Bourse de valeurs

Marché à terme - Responsabilité des intermédiaires - Non-respect de l’obligation de couverture - Possibilité pour le donneur d’ordre de s’en prévaloir (non)

Chambre commerciale, 8 juillet 2003 (Bull. n° 118)

La question, classique, est celle de savoir si le donneur d’ordre peut, pour engager la responsabilité civile de l’intermédiaire, invoquer le non-respect par celui-ci de l’obligation de couverture mise à sa charge par les textes (en l’espèce par l’article 4-6-2 du règlement général du CBV, applicable en la cause).

A cette question, les arrêts répondent, avec des formules variables, que l’obligation de couverture vise à assurer la protection de l’intermédiaire et la sécurité des marchés et non la protection du donneur d’ordre qui ne peut en conséquence se plaindre de son inobservation.
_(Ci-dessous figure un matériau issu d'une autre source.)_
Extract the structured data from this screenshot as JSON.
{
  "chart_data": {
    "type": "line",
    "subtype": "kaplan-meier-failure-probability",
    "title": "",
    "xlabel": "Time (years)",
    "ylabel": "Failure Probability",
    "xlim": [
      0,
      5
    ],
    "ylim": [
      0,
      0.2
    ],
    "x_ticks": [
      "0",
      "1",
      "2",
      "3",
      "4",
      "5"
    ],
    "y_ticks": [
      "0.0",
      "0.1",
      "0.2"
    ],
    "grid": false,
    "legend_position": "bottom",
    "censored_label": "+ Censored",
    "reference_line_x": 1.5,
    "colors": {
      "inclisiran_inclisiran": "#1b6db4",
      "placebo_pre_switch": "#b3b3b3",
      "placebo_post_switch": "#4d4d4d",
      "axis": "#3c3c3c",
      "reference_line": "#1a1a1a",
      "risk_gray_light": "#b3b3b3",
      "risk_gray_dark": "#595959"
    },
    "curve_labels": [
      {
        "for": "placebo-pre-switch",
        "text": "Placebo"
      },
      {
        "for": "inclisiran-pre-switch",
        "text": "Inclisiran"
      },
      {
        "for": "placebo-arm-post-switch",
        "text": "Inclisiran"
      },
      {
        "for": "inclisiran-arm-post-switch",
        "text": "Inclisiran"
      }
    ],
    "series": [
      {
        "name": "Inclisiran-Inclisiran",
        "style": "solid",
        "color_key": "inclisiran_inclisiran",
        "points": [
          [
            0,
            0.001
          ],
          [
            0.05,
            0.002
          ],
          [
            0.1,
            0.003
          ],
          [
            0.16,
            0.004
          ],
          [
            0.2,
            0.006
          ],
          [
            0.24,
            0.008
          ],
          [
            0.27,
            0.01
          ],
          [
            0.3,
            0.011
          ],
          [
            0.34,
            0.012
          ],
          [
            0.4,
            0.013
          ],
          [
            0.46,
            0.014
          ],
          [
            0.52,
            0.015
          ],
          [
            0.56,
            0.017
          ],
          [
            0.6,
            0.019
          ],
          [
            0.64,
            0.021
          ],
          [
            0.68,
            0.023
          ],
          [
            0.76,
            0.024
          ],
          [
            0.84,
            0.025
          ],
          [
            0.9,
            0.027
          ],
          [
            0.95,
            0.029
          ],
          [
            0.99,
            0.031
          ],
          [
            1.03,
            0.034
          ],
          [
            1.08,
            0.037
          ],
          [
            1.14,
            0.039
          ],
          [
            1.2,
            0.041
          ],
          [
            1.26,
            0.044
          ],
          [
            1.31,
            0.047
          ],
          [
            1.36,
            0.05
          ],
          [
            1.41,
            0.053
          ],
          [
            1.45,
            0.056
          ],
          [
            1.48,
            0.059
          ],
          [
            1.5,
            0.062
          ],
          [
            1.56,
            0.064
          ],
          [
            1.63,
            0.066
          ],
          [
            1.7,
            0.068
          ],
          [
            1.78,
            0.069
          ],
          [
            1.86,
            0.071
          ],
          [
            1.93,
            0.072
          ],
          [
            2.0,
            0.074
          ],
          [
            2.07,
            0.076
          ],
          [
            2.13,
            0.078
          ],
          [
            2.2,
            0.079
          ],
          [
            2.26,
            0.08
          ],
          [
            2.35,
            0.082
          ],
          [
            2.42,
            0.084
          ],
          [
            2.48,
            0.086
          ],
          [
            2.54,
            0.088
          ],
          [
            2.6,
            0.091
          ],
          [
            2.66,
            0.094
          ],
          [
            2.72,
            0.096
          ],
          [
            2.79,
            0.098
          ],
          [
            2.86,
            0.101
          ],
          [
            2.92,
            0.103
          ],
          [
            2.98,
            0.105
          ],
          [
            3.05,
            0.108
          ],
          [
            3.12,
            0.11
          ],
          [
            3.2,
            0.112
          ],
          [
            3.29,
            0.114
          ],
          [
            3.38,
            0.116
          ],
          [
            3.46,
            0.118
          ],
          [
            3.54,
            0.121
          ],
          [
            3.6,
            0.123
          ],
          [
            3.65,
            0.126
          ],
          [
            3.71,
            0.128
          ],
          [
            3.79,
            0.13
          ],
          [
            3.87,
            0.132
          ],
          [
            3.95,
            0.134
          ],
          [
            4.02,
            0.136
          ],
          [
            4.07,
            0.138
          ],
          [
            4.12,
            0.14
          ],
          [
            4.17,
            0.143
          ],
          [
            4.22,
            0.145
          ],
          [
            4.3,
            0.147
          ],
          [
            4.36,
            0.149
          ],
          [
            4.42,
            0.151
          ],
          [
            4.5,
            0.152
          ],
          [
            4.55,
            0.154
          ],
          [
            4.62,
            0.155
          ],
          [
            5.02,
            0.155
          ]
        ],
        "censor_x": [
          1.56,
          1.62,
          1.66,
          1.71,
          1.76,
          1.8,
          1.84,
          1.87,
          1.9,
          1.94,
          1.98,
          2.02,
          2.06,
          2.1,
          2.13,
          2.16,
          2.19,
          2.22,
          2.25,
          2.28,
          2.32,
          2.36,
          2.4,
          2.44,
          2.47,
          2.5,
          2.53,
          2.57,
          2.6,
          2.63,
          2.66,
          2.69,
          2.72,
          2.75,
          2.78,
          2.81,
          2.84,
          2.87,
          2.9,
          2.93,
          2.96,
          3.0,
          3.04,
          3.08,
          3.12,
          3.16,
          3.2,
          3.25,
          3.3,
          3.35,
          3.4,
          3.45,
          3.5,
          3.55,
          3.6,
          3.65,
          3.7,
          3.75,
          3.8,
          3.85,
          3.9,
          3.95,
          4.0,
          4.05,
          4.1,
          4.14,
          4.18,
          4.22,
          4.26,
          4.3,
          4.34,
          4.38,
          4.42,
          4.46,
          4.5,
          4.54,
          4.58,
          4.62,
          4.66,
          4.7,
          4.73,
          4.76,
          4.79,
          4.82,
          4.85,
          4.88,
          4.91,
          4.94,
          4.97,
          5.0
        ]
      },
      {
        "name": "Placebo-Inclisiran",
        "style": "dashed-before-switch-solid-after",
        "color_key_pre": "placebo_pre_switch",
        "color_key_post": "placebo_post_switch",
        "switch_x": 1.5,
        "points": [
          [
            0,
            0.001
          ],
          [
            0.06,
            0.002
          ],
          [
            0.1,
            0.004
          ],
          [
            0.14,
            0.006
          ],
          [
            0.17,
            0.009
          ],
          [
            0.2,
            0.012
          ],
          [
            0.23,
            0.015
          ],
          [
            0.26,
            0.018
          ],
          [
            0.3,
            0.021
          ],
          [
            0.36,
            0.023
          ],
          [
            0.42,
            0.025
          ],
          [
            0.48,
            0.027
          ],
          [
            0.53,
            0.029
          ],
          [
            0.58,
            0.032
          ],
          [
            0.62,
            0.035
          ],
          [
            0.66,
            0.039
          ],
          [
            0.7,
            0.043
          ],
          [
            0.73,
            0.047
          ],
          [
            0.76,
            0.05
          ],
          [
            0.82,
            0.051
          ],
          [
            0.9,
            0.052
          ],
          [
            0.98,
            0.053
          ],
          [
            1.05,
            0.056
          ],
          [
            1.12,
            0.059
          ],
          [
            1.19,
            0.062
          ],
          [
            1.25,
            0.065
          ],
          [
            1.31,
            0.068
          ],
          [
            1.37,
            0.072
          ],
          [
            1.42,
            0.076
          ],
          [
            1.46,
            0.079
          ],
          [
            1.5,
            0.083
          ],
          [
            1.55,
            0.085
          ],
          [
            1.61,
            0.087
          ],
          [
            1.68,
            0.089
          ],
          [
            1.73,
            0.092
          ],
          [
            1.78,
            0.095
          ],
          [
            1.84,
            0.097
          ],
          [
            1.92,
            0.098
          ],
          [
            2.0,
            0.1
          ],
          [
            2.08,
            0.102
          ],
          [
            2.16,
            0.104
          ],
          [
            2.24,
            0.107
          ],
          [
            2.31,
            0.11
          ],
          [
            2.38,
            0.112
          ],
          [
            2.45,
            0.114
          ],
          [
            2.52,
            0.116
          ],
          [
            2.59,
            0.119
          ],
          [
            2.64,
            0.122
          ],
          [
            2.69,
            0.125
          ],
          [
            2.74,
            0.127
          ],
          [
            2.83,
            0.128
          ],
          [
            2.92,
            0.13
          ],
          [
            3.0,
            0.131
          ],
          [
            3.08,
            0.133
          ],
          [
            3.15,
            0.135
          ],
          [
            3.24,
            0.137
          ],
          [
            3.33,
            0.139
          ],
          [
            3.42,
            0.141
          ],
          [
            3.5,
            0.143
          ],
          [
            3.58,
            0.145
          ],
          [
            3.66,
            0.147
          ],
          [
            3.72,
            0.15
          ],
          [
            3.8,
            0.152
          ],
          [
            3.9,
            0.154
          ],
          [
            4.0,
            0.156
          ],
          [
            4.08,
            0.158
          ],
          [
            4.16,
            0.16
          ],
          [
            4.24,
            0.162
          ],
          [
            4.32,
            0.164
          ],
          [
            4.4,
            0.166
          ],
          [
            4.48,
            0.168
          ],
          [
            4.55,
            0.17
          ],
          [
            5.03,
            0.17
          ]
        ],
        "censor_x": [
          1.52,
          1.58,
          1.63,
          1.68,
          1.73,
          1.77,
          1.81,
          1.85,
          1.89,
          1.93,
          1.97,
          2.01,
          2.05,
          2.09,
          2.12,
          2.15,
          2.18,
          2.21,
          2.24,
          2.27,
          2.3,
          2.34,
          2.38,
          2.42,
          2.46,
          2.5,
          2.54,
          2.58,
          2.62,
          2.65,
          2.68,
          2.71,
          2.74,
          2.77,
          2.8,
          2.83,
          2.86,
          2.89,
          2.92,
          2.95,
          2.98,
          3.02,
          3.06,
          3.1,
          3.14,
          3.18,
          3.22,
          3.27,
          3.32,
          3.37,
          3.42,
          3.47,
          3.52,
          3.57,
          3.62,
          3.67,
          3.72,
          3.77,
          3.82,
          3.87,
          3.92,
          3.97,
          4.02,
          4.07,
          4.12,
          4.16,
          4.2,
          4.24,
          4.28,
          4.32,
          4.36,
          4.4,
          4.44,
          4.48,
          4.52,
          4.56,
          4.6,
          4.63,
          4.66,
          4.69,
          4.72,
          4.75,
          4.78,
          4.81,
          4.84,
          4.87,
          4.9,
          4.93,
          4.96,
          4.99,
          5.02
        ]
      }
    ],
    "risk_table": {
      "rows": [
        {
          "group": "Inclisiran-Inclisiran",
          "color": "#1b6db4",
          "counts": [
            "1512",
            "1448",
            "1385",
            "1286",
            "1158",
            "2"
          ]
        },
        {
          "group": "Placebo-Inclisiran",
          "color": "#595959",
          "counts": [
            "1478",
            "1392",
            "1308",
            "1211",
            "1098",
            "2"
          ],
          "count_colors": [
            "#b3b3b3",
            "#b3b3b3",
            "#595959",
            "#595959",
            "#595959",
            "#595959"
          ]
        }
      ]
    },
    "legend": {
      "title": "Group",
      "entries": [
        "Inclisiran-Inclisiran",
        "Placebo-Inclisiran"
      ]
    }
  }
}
Cette solution, qui s’appuyait autrefois sur une disposition expresse du décret du 7 octobre 1890, a été reconduite, après l’abrogation de ce texte, par une longue suite de décisions (Com., 2 décembre 1997, Bull. n° 314 ; 24 mars 1998, n° 96-17.758 ; 15 juin 1999, n° 97-13.388 ; 16 novembre 1999, n° 97-11.100 ; 9 mai 2001, n° 98-14.348 ; 17 décembre 2002, n° 00-10.306).

Les auteurs, il est vrai, exposent volontiers que le défaut d’exigence de la couverture est, en jurisprudence, sanctionnée au titre de l’obligation d’information (v. not. I. Najjar, La "couverture" du marché à terme, D. 1993, chr. p. 45 et s. ; M. Storck, La responsabilité encourue pour le défaut d’exigence de couverture sur le marché à terme, D. 1992, chr. p. 71 et s. et RTD Com. 2001, p. 175 ; H. de Vauplane, La couverture des opérations en bourse : une sûreté hybride, Rev. dr. bancaire 1998, p. 197). Mais la plupart des décisions citées en ce sens restaient peu probantes (v. spéc. Com., 23 oct. 1990, Bull. n° 243. Cf. Com., 9 avril 1996, n° 94-13.719 ; 22 mai 2001, n° 98-19.884), jusqu’à ce que cette opinion trouve une apparence de confirmation dans un arrêt approuvant la décision qui avait retenu que l’intermédiaire avait "manqué à son devoir d’information et commis une faute engageant sa responsabilité en n’exigeant pas la constitution de cette couverture préalablement à l’ouverture du compte de titre" (Com., 14 janv. 2003, n° 00-12.331 et 99-20.872).

Cette dernière décision sera cependant restée isolée, l’arrêt du 8 juillet 2003 exprimant la volonté de la chambre commerciale de ne pas rompre avec sa jurisprudence traditionnelle. D’une part, en ce qui concerne le fondement de l’obligation de couverture, elle réaffirme une fois encore que celle-ci est "édictée dans l’intérêt de l’intermédiaire et de la sécurité du marché et non dans celui du donneur d’ordre". D’autre part, en ce qui concerne la sanction de cette obligation, elle manifeste que celle-ci ne saurait, même par le biais de l’obligation d’information, résider dans la responsabilité de l’intermédiaire à l’égard du donneur d’ordre : pour décider que le donneur d’ordre ne peut se prévaloir de l’inobservation de l’obligation de couverture, la chambre commerciale s’appuie exclusivement sur le fondement reconnu à cette obligation et, à la différence de la décision attaquée, ne se réfère pas à la circonstance que le donneur d’ordre était en l’espèce un opérateur averti à l’égard duquel l’intermédiaire n’était donc tenu d’aucune obligation d’information.